He came back, finally, following an older man with gray hair and a small mustache. The older man said “Come with me, please” just as the younger one was saying “You will please go with him.” We did. The gray-haired man led us down a corridor to a small room with an armed guard in front of it. Minna held my hand and did not utter a sound.
There was only one chair, a rather severe wooden affair behind the desk. The gray-haired man sat in it and we stood in front of the desk and looked over it at him. He had our passports in front of him, along with a batch of papers that he shuffled through.
“I don’t understand this,” I said. “What’s the problem?”
“Evan Tanner,” he said.
“Yes.”
“Evan Michael Tanner of New York City.”
“Yes. I don’t-”
He narrowed his eyes at me. “Perhaps you might tell me, Mr. Tanner, just why you are so intent upon separating the Province of Quebec from the Dominion of Canada?”
“Oh.”
“Indeed.” He played again with the pile of papers. “You are not Canadian,” he said. “Nor are you French. You have never lived in Quebec. You have no family here. Yet you are a member, as I understand it, of the most radical of the separatist organizations, Le Mouvement National de Québec. Why?”

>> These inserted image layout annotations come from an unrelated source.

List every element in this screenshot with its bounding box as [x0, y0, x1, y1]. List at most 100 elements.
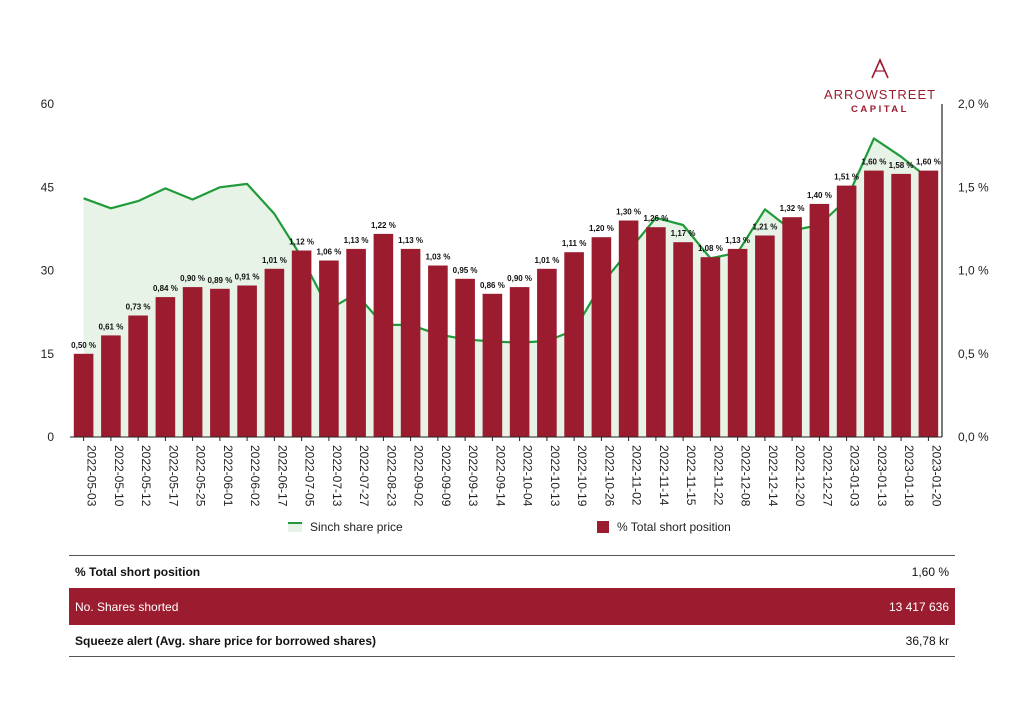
short-position-bar [346, 248, 366, 437]
x-axis-tick-label: 2022-12-08 [739, 445, 753, 507]
arrowstreet-logo: ARROWSTREET CAPITAL [820, 57, 940, 115]
bar-data-label: 0,90 % [180, 274, 205, 283]
left-axis-tick-label: 60 [41, 97, 55, 111]
bar-data-label: 1,32 % [780, 204, 805, 213]
x-axis-tick-label: 2022-08-23 [384, 445, 398, 507]
x-axis-tick-label: 2022-09-13 [466, 445, 480, 507]
x-axis-tick-label: 2022-07-13 [330, 445, 344, 507]
short-position-bar [918, 170, 939, 437]
short-position-bar [891, 173, 911, 437]
bar-data-label: 0,95 % [453, 266, 478, 275]
short-position-bar [101, 335, 121, 437]
x-axis-tick-label: 2022-12-20 [793, 445, 807, 507]
combo-chart: 0,50 %0,61 %0,73 %0,84 %0,90 % 0,89 % 0,91… [41, 97, 989, 507]
arrowstreet-logo-mark [871, 57, 889, 79]
x-axis-tick-label: 2022-10-19 [575, 445, 589, 507]
bar-data-label: 0,84 % [153, 284, 178, 293]
bar-data-label: 0,86 % [480, 281, 505, 290]
short-position-bar [646, 227, 666, 437]
bar-data-label: 0,50 % [71, 341, 96, 350]
bar-data-label: 1,13 % [725, 236, 750, 245]
bar-data-label: 1,26 % [643, 214, 668, 223]
short-position-bar [591, 237, 612, 437]
short-position-bar [755, 235, 775, 437]
x-axis-tick-label: 2022-07-27 [357, 445, 371, 507]
legend-item-share-price: Sinch share price [288, 520, 403, 534]
short-position-bar [564, 252, 584, 437]
logo-subtitle: CAPITAL [851, 104, 909, 115]
bar-data-label: 1,60 % [916, 158, 941, 167]
x-axis-tick-label: 2022-05-12 [139, 445, 153, 507]
bar-data-label: 1,17 % [671, 229, 696, 238]
summary-row-squeeze-alert: Squeeze alert (Avg. share price for borr… [69, 625, 955, 657]
x-axis-tick-label: 2022-09-02 [412, 445, 426, 507]
bar-data-label: 1,30 % [616, 208, 641, 217]
short-position-bar [482, 293, 503, 437]
left-axis-tick-label: 30 [41, 264, 55, 278]
x-axis-tick-label: 2022-06-17 [275, 445, 289, 507]
short-position-bar [182, 287, 203, 437]
legend-share-price-label: Sinch share price [310, 520, 403, 534]
short-position-bar [618, 220, 639, 437]
short-position-bar [237, 285, 257, 437]
short-position-bar [537, 268, 557, 437]
x-axis-tick-label: 2022-05-03 [85, 445, 99, 507]
x-axis-tick-label: 2022-09-14 [493, 445, 507, 507]
short-position-bar [782, 217, 802, 437]
logo-name: ARROWSTREET [823, 87, 937, 102]
x-axis-tick-label: 2022-06-01 [221, 445, 235, 507]
summary-value: 36,78 kr [905, 633, 949, 648]
short-position-bar [128, 315, 148, 437]
short-position-bar [155, 297, 176, 437]
short-position-bar [264, 268, 285, 437]
bar-data-label: 1,11 % [562, 239, 586, 248]
bar-data-label: 0,73 % [126, 303, 151, 312]
bar-data-label: 1,58 % [889, 161, 914, 170]
left-axis-tick-label: 45 [41, 180, 55, 194]
bar-data-label: 0,90 % [507, 274, 532, 283]
bar-data-label: 0,61 % [98, 322, 123, 331]
short-position-bar [673, 242, 693, 437]
short-position-bar [73, 353, 94, 438]
legend-short-position-label: % Total short position [617, 520, 731, 534]
right-axis-tick-label: 0,0 % [958, 430, 989, 444]
x-axis-tick-label: 2022-05-10 [112, 445, 126, 507]
x-axis-tick-label: 2022-11-14 [657, 445, 671, 506]
bar-data-label: 1,20 % [589, 224, 614, 233]
x-axis-tick-label: 2022-11-15 [684, 445, 698, 506]
bar-data-label: 0,91 % [235, 273, 260, 282]
bar-data-label: 1,12 % [289, 238, 314, 247]
short-position-bar [373, 233, 394, 437]
legend-bar-swatch [597, 521, 609, 533]
summary-row-shares-shorted: No. Shares shorted 13 417 636 [69, 588, 955, 625]
left-axis-tick-label: 15 [41, 347, 55, 361]
x-axis-tick-label: 2022-07-05 [303, 445, 317, 507]
x-axis-tick-label: 2022-12-27 [820, 445, 834, 507]
right-axis-tick-label: 1,5 % [958, 180, 989, 194]
short-position-bar [727, 248, 748, 437]
summary-table: % Total short position 1,60 % No. Shares… [69, 555, 955, 657]
short-position-bar [210, 288, 230, 437]
x-axis-tick-label: 2022-11-22 [711, 445, 725, 506]
short-position-bar [700, 257, 721, 437]
short-position-bar [509, 287, 530, 437]
bar-data-label: 1,01 % [534, 256, 559, 265]
x-axis-tick-label: 2023-01-18 [902, 445, 916, 507]
x-axis-tick-label: 2023-01-13 [875, 445, 889, 507]
x-axis-tick-label: 2023-01-20 [929, 445, 943, 507]
short-position-bar [864, 170, 884, 437]
bar-data-label: 1,21 % [752, 223, 777, 232]
summary-label: No. Shares shorted [75, 599, 179, 614]
x-axis-tick-label: 2022-10-04 [521, 445, 535, 507]
short-position-bar [428, 265, 448, 437]
right-axis-tick-label: 2,0 % [958, 97, 989, 111]
legend-item-short-position: % Total short position [597, 520, 731, 534]
short-position-bar [400, 248, 421, 437]
short-position-bar [291, 250, 312, 437]
bar-data-label: 1,01 % [262, 256, 287, 265]
bar-data-label: 1,40 % [807, 191, 832, 200]
short-position-bar [836, 185, 857, 437]
summary-value: 1,60 % [911, 565, 949, 579]
summary-row-short-position: % Total short position 1,60 % [69, 556, 955, 588]
left-axis-tick-label: 0 [47, 430, 54, 444]
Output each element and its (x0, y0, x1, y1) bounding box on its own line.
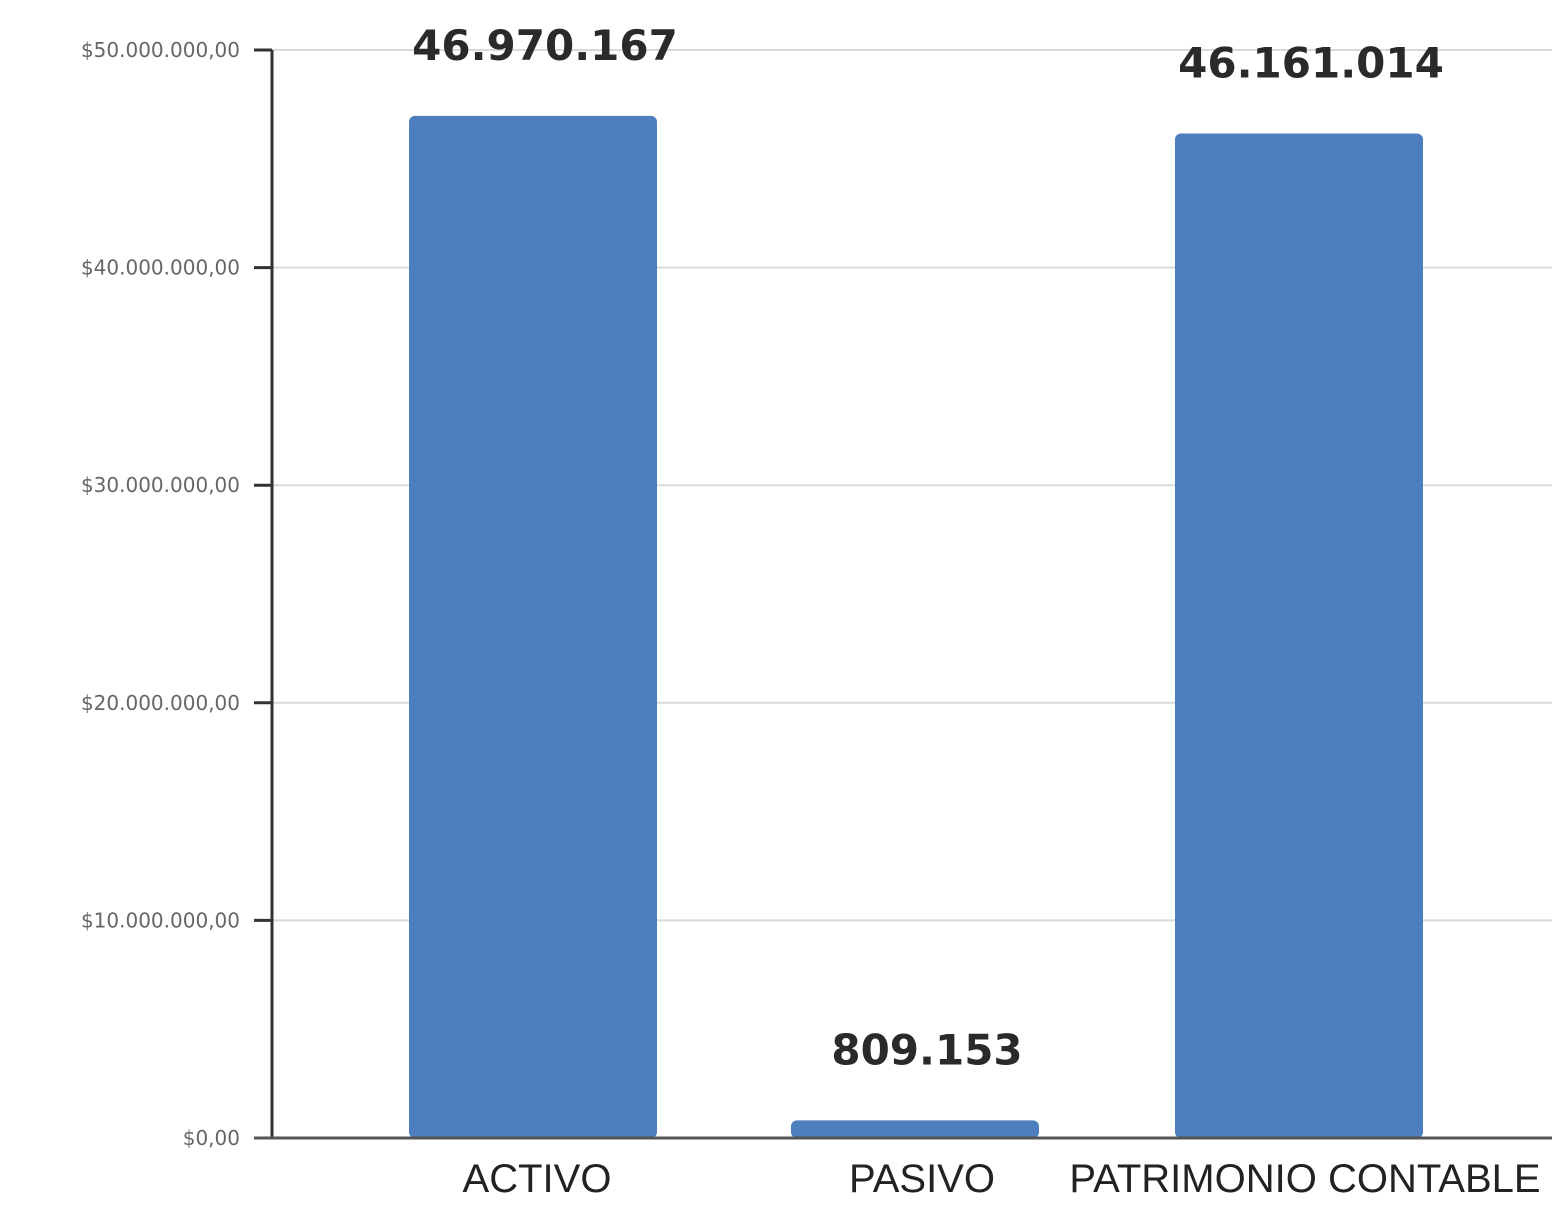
y-tick-label: $10.000.000,00 (81, 908, 240, 932)
y-tick-label: $0,00 (183, 1126, 240, 1150)
y-tick-label: $50.000.000,00 (81, 38, 240, 62)
category-label: PASIVO (849, 1157, 995, 1201)
category-label: ACTIVO (463, 1157, 612, 1201)
bar-patrimonio-contable (1175, 133, 1423, 1139)
y-tick-label: $20.000.000,00 (81, 691, 240, 715)
y-tick-label: $30.000.000,00 (81, 473, 240, 497)
bar-pasivo (791, 1120, 1039, 1138)
data-label: 809.153 (831, 1025, 1022, 1074)
y-tick-label: $40.000.000,00 (81, 256, 240, 280)
y-axis (254, 50, 1552, 1140)
category-label: PATRIMONIO CONTABLE (1069, 1157, 1540, 1201)
bar-activo (409, 115, 657, 1138)
labels: $0,00 $10.000.000,00 $20.000.000,00 $30.000… (81, 21, 1541, 1201)
data-label: 46.161.014 (1178, 39, 1444, 88)
bars (409, 115, 1423, 1139)
data-label: 46.970.167 (412, 21, 678, 70)
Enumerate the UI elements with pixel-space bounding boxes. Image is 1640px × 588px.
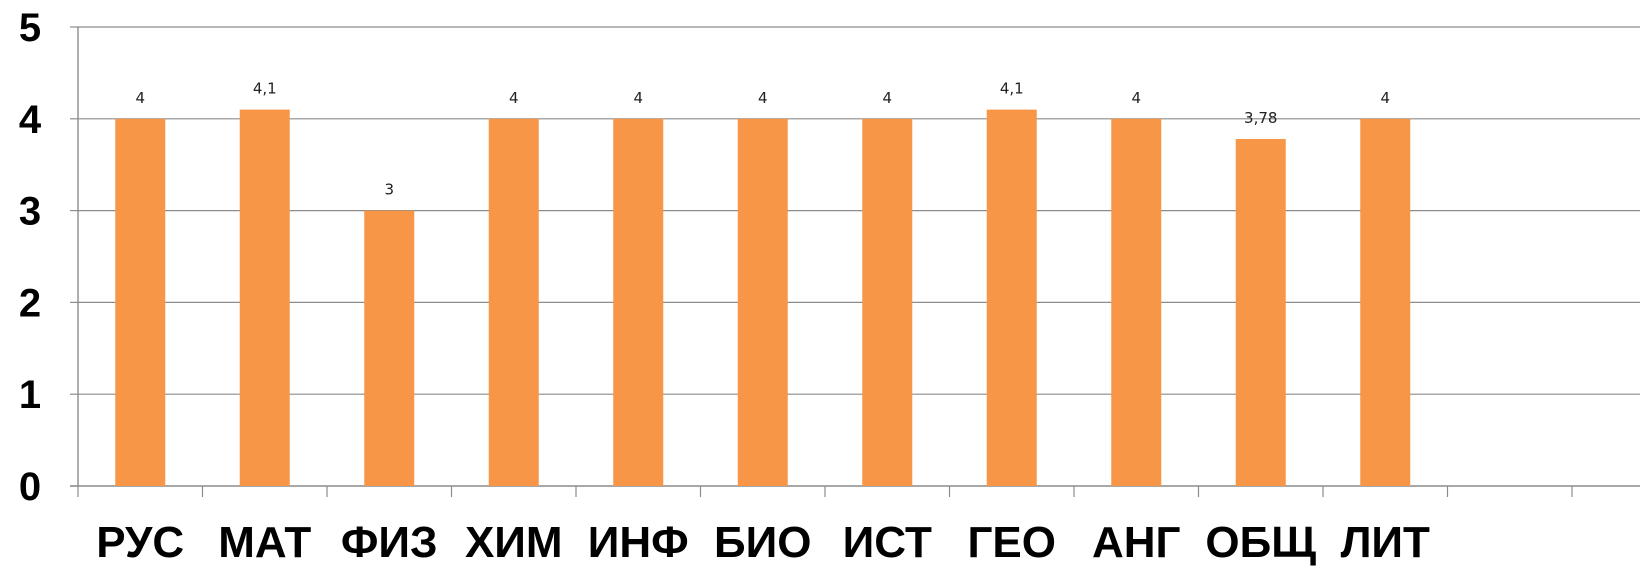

“Because differences in language and culture constitute differences in nationality,” I heard myself say. “Because Quebec has always been French and will always be French, Wolfe’s victory over Montcalm notwithstanding. Because two centuries of British colonialism cannot change the basic fact that French Canada and British Canada have nothing in common. Because a house divided against itself cannot stand. Because-”
“Please, Mr. Tanner.” He put his hand to his forehead. “Please…”
I had not meant to say all that. I hadn’t meant to say any of it, really. It just sort of happened.
“I do not require statements of political philosophy from you, Mr.